The hard-hit manufacturing sector continued to shed jobs in October, losing 24,000. It was the 37th consecutive month of declines, though the pace has slowed considerably.

For blacks, the jobless rate climbed three-tenths of a percentage point last month to 11.5 percent. The rate fell for whites, Hispanics, Asians, men and women.

“It’s quite alarming that the Bush administration is celebrating … a very, very minuscule decrease in the overall unemployment rate while African-Americans are still standing in the unemployment line,” said Rep. Elijah Cummings, D-Md., chairman of the Congressional Black Caucus.

“I see nothing to celebrate in these numbers,” he said.

A Democrat-led effort in the GOP-controlled Congress to pass another extension of unemployment benefits probably will fail, Cummings said.

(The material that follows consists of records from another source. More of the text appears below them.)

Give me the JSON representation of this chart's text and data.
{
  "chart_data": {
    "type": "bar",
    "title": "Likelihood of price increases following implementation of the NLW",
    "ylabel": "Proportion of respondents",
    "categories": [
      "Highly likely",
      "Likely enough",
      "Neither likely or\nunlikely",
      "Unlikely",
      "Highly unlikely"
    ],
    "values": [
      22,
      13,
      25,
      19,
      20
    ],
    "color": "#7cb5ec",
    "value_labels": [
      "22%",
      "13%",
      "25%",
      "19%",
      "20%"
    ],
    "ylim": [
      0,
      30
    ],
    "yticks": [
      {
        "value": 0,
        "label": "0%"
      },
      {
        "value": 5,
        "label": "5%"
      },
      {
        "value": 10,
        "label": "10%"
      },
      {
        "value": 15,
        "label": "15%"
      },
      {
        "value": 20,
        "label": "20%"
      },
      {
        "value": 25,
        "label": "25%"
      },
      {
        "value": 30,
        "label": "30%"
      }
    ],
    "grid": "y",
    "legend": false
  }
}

Federal Reserve Chairman Alan Greenspan struck an optimistic tone about the employment outlook in a Thursday speech to the Securities Industry Association, saying hiring was expected to rebound.

The Fed has left a key short-term interest rate it controls at a 45-year low of 1 percent, and Greenspan repeated assurances that the central bank will not feel the need to quickly start raising interest rates at the first signs of economic growth.

October’s employment report is a positive prelude to the holiday season, economists said. Consumer confidence should spike, making shoppers more willing to open their wallets. That will help reduce business inventory and lead to more new jobs.